On this day in 1963, two young Spanish anarchists were executed by General Franco’s obscene regime for a Passport Office bombing of which they had no knowledge, while the real perpetrators slipped quietly away. Despite the absence of any evidence of their involvement, Francisco Granados (27) and Joaquin Data Martinez Delgado (29) – both members of the anti-Franco movement called the Iberian Federation of Libertarian Youth – were interrogated, brutally tortured, tried behind closed doors and executed by garotte at Franco’s notorious Carabanchel Prison, and all of this in just eighteen days after having been arrested.
For many, these unfortunates were but two more victims of an unrestrained and merciless tyrant estimated to have executed almost two million non-combatants between 1939-75, during his arduous near four-decade-long reign of terror. But what separated this grotesque event from the rest of Franco’s merciless pogroms against his own people was that it took place not at the chaotic post-Civil War beginning of his ‘reign’, but twenty-four grueling years into his rule, and during this cynical tyrant’s attempt to pass off his regime as ‘respectable’ to the rest of the Western World. For, as a resurgent wave of underground resistance began throughout 1963 to rise up from the ashes of violent repression, General Franco openly recommenced his policy of institutionalised revenge and intent to eradicate from Spain all democrats, liberals, socialists and – above all others – his most-despised enemies from the war, the communists and anarchists.

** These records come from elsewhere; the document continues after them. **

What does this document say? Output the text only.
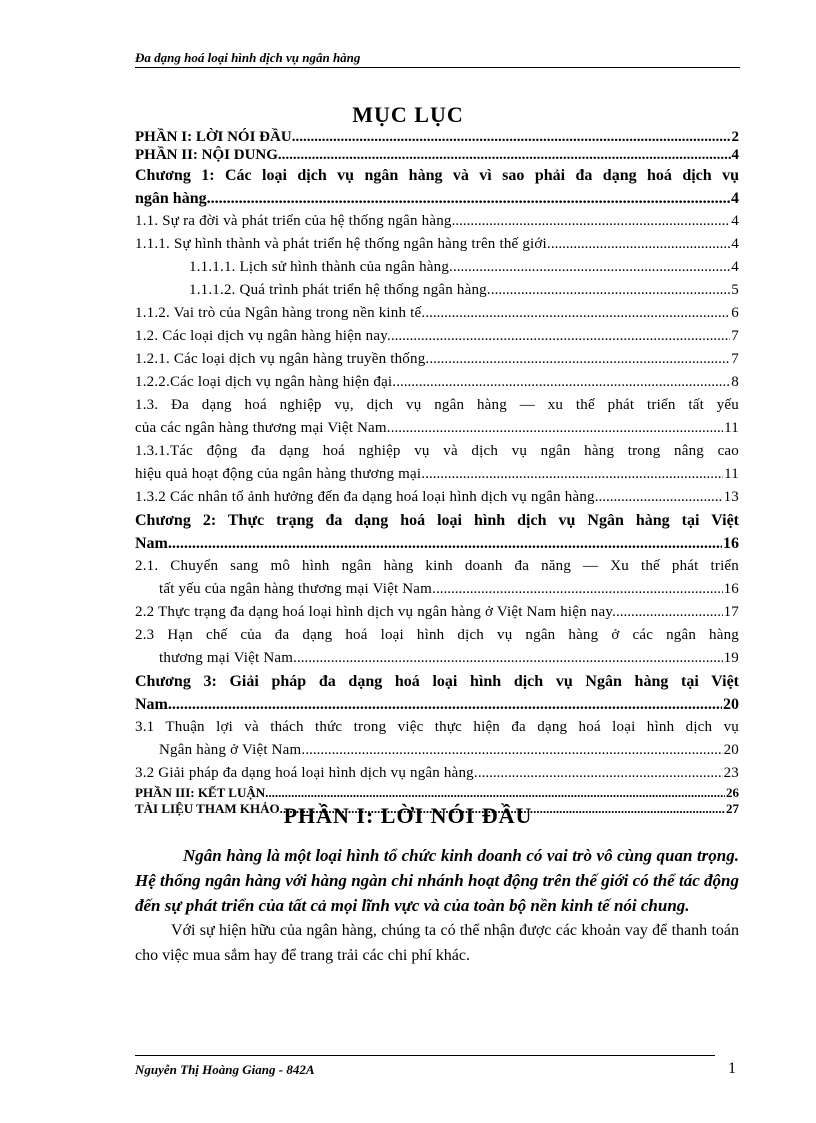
Đa dạng hoá loại hình dịch vụ ngân hàng
MỤC LỤC
PHẦN I: LỜI NÓI ĐẦU .....	2
PHẦN II: NỘI DUNG .....	4
Chương 1: Các loại dịch vụ ngân hàng và vì sao phải đa dạng hoá dịch vụ
ngân hàng. .....	4
1.1. Sự ra đời và phát triển của hệ thống ngân hàng .....	4
1.1.1. Sự hình thành và phát triển hệ thống ngân hàng trên thế giới. .....	4
1.1.1.1. Lịch sử hình thành của ngân hàng. .....	4
1.1.1.2. Quá trình phát triển hệ thống ngân hàng. .....	5
1.1.2. Vai trò của Ngân hàng trong nền kinh tế. .....	6
1.2. Các loại dịch vụ ngân hàng hiện nay. .....	7
1.2.1. Các loại dịch vụ ngân hàng truyền thống. .....	7
1.2.2.Các loại dịch vụ ngân hàng hiện đại. .....	8
1.3. Đa dạng hoá nghiệp vụ, dịch vụ ngân hàng — xu thế phát triển tất yếu
của các ngân hàng thương mại Việt Nam. .....	11
1.3.1.Tác động đa dạng hoá nghiệp vụ và dịch vụ ngân hàng trong nâng cao
hiệu quả hoạt động của ngân hàng thương mại. .....	11
1.3.2 Các nhân tố ảnh hưởng đến đa dạng hoá loại hình dịch vụ ngân hàng .....	13
Chương 2: Thực trạng đa dạng hoá loại hình dịch vụ Ngân hàng tại Việt
Nam. .....	16
2.1. Chuyển sang mô hình ngân hàng kinh doanh đa năng — Xu thế phát triển
tất yếu của ngân hàng thương mại Việt Nam. .....	16
2.2 Thực trạng đa dạng hoá loại hình dịch vụ ngân hàng ở Việt Nam hiện nay. .....	17
2.3 Hạn chế của đa dạng hoá loại hình dịch vụ ngân hàng ở các ngân hàng
thương mại Việt Nam. .....	19
Chương 3: Giải pháp đa dạng hoá loại hình dịch vụ Ngân hàng tại Việt
Nam. .....	20
3.1 Thuận lợi và thách thức trong việc thực hiện đa dạng hoá loại hình dịch vụ
Ngân hàng ở Việt Nam. .....	20
3.2 Giải pháp đa dạng hoá loại hình dịch vụ ngân hàng. .....	23
PHẦN III: KẾT LUẬN .....	26
TÀI LIỆU THAM KHẢO .....	27
PHẦN I: LỜI NÓI ĐẦU

Ngân hàng là một loại hình tổ chức kinh doanh có vai trò vô cùng quan trọng. Hệ thống ngân hàng với hàng ngàn chi nhánh hoạt động trên thế giới có thể tác động đến sự phát triển của tất cả mọi lĩnh vực và của toàn bộ nền kinh tế nói chung.

Với sự hiện hữu của ngân hàng, chúng ta có thể nhận được các khoản vay để thanh toán cho việc mua sắm hay để trang trải các chi phí khác.

Nguyễn Thị Hoàng Giang - 842A	1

More shocking still, however, is that the fall-out from Franco’s methods has persisted right up to the present day. For when, thirty-five years later, in 1998, two anarchists Antonio Martin and Sergio Hernandez confessed that they had in fact planted the bombs, the present day Spanish authorities chose not to take the opportunity to draw a line under that dreadful Franco period, but shocked the aggrieved families of the innocents by upholding the 1963 verdict, adjudging it to have been delivered in accordance with ‘the prevailing legal disposition’. That the families of Granados and Delgado – knowing their relatives’ innocence – must continue their battle to clear their loved ones’ names shows just how hollow have been Spain’s attempts to eradicate the enduring infamy of General Francisco Franco.